Schedule F reached Day Ten Sunday with no fresh court order, no new executive directive, and no McMahon-style tour stop. [3] What it had instead was a paragraph in the April 24 Federal Register, where the Office of Personnel Management published a final rule on critical-position-pay authority that says reductions in such pay "are not adverse actions and are not subject to grievance or appeal rights." [2] The paper's Friday brief on Schedule F Day Eight as the McMahon tour continued past office return said implementation was outrunning litigation tempo. Sunday names what implementation is doing while no one is watching the tour podium.
The rule is technically narrow. It governs the small population of federal employees designated to receive special pay above the executive-schedule maximum because their positions require unusually difficult skills. [2] OPM's argument for the appeal-rights carve-out is administrative: critical-position pay is a discretionary supplement, not a base entitlement, so a reduction is not the kind of adverse action that triggers Merit Systems Protection Board jurisdiction. The legal argument is defensible at the procedural level. The political argument is less so. Reductions in pay are usually grievable. The rule does not change Schedule F's reclassification mechanism. It changes a parallel mechanism — pay — and removes the appeal pathway that would slow a politically motivated reduction.

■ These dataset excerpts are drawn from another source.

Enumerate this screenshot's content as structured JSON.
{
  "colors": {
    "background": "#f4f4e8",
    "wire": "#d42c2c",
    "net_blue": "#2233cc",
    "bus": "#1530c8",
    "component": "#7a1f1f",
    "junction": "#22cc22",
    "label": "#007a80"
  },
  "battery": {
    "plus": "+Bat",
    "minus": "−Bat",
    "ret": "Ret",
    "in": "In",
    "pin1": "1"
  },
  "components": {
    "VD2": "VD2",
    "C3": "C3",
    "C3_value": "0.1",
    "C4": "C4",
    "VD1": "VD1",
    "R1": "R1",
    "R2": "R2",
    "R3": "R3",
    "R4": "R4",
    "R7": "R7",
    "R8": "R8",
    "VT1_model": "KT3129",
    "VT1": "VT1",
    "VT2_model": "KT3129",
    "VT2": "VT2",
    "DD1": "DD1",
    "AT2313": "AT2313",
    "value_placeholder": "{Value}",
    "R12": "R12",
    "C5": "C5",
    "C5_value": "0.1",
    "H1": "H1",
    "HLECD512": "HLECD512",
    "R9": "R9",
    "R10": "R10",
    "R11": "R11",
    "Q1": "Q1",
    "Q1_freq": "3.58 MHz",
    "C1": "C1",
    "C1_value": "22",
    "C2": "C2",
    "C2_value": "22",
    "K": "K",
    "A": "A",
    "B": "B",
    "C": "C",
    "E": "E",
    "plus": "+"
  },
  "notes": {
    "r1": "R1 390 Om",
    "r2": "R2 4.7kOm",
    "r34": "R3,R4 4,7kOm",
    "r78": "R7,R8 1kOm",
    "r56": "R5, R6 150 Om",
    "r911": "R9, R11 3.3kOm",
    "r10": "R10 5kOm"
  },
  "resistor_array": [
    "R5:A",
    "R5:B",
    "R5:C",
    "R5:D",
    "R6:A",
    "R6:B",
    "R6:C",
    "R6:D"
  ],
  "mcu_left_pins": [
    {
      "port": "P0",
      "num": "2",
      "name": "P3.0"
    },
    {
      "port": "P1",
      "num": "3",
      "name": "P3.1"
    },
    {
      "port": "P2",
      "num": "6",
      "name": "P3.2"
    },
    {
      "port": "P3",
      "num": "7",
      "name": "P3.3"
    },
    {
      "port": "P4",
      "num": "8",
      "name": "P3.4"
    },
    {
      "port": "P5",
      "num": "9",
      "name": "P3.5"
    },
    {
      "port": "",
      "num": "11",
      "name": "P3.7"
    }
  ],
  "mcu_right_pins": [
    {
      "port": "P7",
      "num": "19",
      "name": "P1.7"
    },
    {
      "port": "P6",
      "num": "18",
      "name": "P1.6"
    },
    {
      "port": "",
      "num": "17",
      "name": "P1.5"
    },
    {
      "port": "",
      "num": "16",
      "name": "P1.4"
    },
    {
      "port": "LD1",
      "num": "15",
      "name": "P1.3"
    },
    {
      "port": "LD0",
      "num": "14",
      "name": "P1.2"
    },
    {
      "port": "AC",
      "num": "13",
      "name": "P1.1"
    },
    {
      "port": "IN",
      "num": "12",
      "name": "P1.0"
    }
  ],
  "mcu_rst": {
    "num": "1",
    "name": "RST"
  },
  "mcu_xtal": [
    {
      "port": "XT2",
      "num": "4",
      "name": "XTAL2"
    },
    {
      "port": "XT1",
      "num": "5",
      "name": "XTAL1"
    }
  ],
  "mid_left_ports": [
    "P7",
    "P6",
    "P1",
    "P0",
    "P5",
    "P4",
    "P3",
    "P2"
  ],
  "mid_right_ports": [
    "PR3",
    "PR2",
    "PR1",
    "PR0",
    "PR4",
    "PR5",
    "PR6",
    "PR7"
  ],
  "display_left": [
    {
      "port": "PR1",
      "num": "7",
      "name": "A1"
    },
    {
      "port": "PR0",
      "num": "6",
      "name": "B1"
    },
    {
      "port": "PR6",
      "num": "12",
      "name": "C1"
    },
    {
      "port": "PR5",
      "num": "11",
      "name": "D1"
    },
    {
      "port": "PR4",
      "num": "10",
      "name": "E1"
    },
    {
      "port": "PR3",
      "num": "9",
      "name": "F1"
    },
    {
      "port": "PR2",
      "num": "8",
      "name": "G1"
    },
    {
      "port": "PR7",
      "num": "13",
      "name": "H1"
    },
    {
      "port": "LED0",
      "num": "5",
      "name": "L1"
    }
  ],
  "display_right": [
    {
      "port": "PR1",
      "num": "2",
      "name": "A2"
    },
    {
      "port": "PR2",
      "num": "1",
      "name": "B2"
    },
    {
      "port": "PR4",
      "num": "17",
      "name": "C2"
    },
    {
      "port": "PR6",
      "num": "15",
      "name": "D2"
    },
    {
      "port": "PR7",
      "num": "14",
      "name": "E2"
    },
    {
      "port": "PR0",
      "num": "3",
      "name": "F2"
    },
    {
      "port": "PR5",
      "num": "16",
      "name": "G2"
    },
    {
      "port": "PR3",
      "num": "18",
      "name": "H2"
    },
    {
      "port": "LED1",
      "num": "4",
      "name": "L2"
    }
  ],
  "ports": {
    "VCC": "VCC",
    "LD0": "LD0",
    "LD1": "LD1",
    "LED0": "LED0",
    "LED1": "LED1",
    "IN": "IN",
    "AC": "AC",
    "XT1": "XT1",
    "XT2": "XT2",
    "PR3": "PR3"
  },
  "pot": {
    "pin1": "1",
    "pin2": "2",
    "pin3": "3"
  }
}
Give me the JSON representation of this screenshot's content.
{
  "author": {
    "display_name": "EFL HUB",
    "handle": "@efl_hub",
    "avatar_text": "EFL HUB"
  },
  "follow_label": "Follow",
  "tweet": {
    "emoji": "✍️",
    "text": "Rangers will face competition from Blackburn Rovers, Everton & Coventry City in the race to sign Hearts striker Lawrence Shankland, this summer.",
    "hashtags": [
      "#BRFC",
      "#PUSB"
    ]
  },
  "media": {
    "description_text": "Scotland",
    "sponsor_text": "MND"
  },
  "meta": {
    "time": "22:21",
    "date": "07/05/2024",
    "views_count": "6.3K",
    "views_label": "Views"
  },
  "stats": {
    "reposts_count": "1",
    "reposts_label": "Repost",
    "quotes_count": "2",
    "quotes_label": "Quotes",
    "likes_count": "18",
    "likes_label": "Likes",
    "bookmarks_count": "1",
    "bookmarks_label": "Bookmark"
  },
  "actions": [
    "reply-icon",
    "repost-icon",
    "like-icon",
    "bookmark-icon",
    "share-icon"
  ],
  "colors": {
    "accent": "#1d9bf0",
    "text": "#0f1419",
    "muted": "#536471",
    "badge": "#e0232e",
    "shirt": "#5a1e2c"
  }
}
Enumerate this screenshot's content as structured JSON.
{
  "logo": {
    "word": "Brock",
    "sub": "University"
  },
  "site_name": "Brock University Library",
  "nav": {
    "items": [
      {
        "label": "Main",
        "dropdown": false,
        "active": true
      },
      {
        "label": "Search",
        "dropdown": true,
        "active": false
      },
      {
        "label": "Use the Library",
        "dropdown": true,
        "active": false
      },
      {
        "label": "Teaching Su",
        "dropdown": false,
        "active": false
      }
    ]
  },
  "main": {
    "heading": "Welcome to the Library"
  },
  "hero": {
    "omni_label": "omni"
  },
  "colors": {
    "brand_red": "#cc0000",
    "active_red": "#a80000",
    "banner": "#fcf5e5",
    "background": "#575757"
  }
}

That is the architecture worth naming. The Schedule F executive order, which Trump signed in February and which OPM moved to finalize earlier this year, reclassifies policy-influencing positions out of competitive service. [1] Reclassification is one lever; pay is another. An employee whose position is reclassified loses procedural protections through the front door. An employee whose critical-position pay is reduced — for performance, alleged misconduct, or unstated reasons — now loses the procedural protection to challenge the reduction at all. The two levers were always separable in personnel-law theory. They are now separable in operational practice as well.

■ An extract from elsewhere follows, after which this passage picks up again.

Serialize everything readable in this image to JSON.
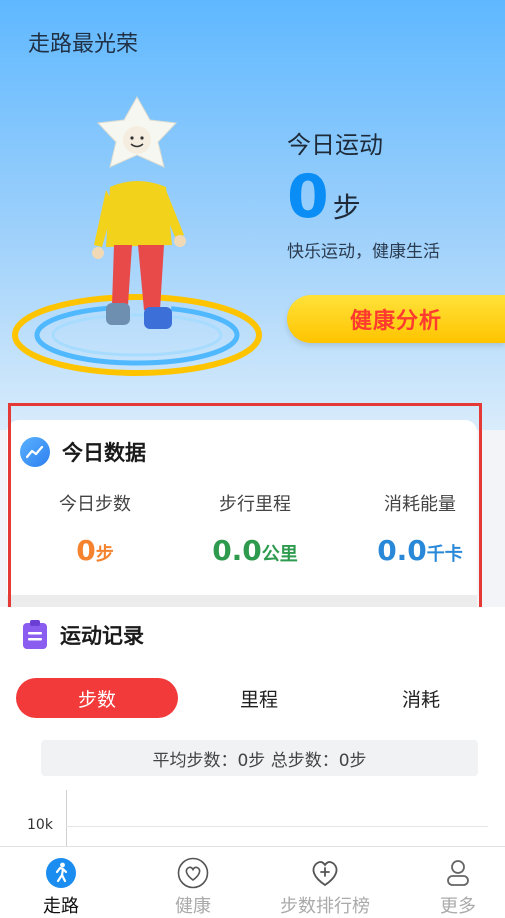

The rule's quiet character is itself the story. The OPM Federal Register entry runs to standard regulatory length; it received no press release, no agency tour stop, and limited specialist trade-press coverage. Government Executive's earlier reporting on Schedule F's finalization captured the executive-order side of the architecture. [1] Reuters' coverage from spring 2025, when Trump first directed agencies to change service regulations, captured the strategic intent. [3] Neither captured Friday's rule, because the rule is not the executive order. It is what the executive order's drafters did not need to put in writing because OPM could put it in writing afterwards.
For political theory, the line is familiar. Carl Schmitt's dictum that the sovereign is the one who decides on the exception undersells the modern variant: the sovereign is the one who decides which exception arrives in a press conference and which arrives in a Federal Register paragraph. The press conference exception attracts injunction filings. The Federal Register paragraph attracts no one for several news cycles. By Day Ten, the parallel lever is operative. By the time the first reduction occurs and an employee tries to grieve it, the rule's no-appeal language will be the answer.
The pattern Sunday makes visible is therefore the asymmetry that opponents of Schedule F have struggled with from the beginning. Implementation generates quiet, local, individualized consequences; resistance requires coordinated, visible, and legally expensive action. [3] OPM's Friday rule does not increase the noise of implementation. It decreases the noise of resistance. Day Ten is not louder than Day One. It is, on the procedural metric that matters, considerably quieter.